His appearance was the prelude to Michael Doyle's refreshingly lucky goal that gave City the lead. But soon after the match, when the true despair that arises from conceding stoppage-time goals had truly set in, I realised that it was plausible, if not fair, to blame this impromptu character for our team being pilfered of a quarter final place.
Now, it's not that I think the whole psuedo-streaking episode gave Blackburn the extra few minutes they needed to score that goal. No, the match length wasn't altered. But there is a big difference when time gets taken out of 'normal time' and added to 'stoppage time'. Because when a fourth official holds up his board and it indicates 3 added minutes, that's pretty normal. But hold up the board with 5 minutes on it and it's a different story.
When the big 5 was displayed the dulcit and dreary Blackburn fans were suddenly galvanised and erupted in an orgy of cheers at this news of their team being given a lifeline.
"5 minutes! Cor blimey, we can actually win this thing!"
The team, on hearing their fans newfound belief, were all of a sudden of a similar mind that all was not lost, and that one final push might salvage something.
It bloomin' did. I won't go into details.
The closest thing to a comforting thought that I can cling to is that this team feels as peed off about it as I do. I knew when my head was down after the game, their heads were down with me, chewing over the cold determination that justice would be served in the replay. I know this because only a team that cared that much could give that kind of gladiatorial performance.
Next time it'll be at our place, and we don't indulge in letting morons onto our pitch.
Managers seem to come and go through doors: in through the front door or out through the back door. Players, it seems, come and go through windows. Transfer windows to be precise, and this latest one has just closed leaving players stuck inside gazing out, perhaps.
The two City players who made their exit through this last window had a helping hand from Chris Coleman who opened the window as wide as he good to get rid of these two misfits (Julian Gray and Michael Mifsud in case you missed last week.) In fact I wouldn't be surprised if Coleman opened all the windows, including the French ones to let them out.
Thankfully the rest of City's squad were kept well away from any windows. Danny Fox worried me the most. There comes a point where so many rumours fly about that they seem to amalgamate into some kind brothy truth.
In the end there wasn't even a bid for our left-back lieutenant and my fears turned into mere mild embarrassment at how worried I had become over his fictional exit.
Keiren Westwood and Aron Gunnarsson are City's other prize possesions and were kept away from the window by wise Coleman. Gunnarsson even got shipped off to sunny Tenerife.
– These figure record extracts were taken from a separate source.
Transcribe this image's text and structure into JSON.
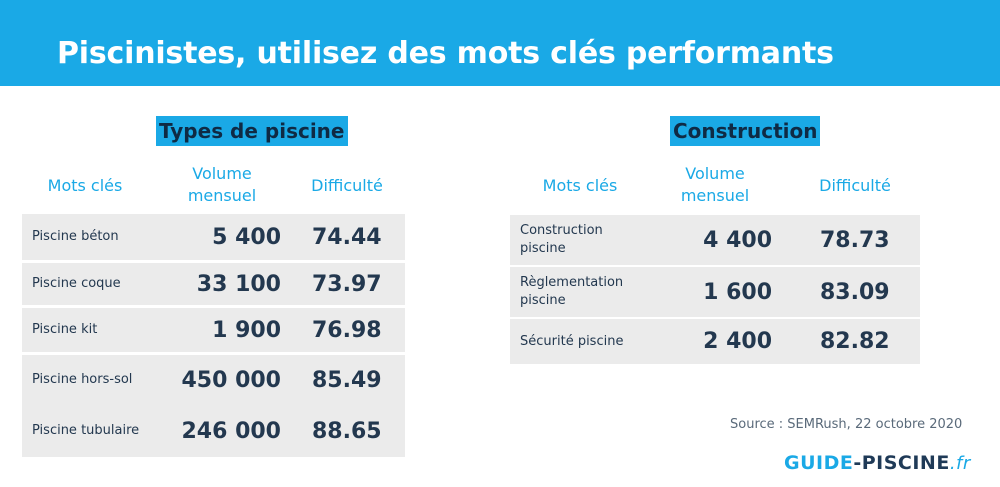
{
  "header": {
    "title": "Piscinistes, utilisez des mots clés performants"
  },
  "columns": {
    "keywords": "Mots clés",
    "volume_line1": "Volume",
    "volume_line2": "mensuel",
    "difficulty": "Difficulté"
  },
  "tables": [
    {
      "heading": "Types de piscine",
      "rows": [
        {
          "keyword": "Piscine béton",
          "volume": "5 400",
          "difficulty": "74.44"
        },
        {
          "keyword": "Piscine coque",
          "volume": "33 100",
          "difficulty": "73.97"
        },
        {
          "keyword": "Piscine kit",
          "volume": "1 900",
          "difficulty": "76.98"
        },
        {
          "keyword": "Piscine hors-sol",
          "volume": "450 000",
          "difficulty": "85.49"
        },
        {
          "keyword": "Piscine tubulaire",
          "volume": "246 000",
          "difficulty": "88.65"
        }
      ]
    },
    {
      "heading": "Construction",
      "rows": [
        {
          "keyword_line1": "Construction",
          "keyword_line2": "piscine",
          "volume": "4 400",
          "difficulty": "78.73"
        },
        {
          "keyword_line1": "Règlementation",
          "keyword_line2": "piscine",
          "volume": "1 600",
          "difficulty": "83.09"
        },
        {
          "keyword_line1": "Sécurité piscine",
          "keyword_line2": "",
          "volume": "2 400",
          "difficulty": "82.82"
        }
      ]
    }
  ],
  "source": "Source : SEMRush, 22 octobre 2020",
  "logo": {
    "part1": "GUIDE",
    "part2": "-PISCINE",
    "part3": ".fr"
  },
  "colors": {
    "accent": "#1aa9e6",
    "text_dark": "#23384f",
    "row_bg": "#ebebeb"
  }
}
I think that was in case of this scenario:
*Ring ring*
Mr Ranson: "Hello"
Big-club Supremo: "I'd like to speak with Mr Gunnarsson about a possible move please."
Mr Ranson: "Sorry, my friend, Aron's off in Tenerife. You could go find him, but I guess getting a flight might be a problem with all this snow..."
*Dialling tone*
Mr Ranson: "Hello?"
Actually, all he had to do was get onto Facebook. You can find Aron there. I know because I, like many City fans, am officially his Facebook 'friend'. One of two-and-a-half-thousand odd at the last count.
How many other footballers would invite that kind of attention on themselves? Not only that, Aron even takes time to read and reply to messages (which, judging by the volume of messages, must take some time) as if he was having a chat down his local.
He says it's important to keep in touch with the fans. In doing so he's elavated himself from fans' favourite to fans' hero. Aron's on his way back to Coventry as I type. It's safe now, all the windows are closed.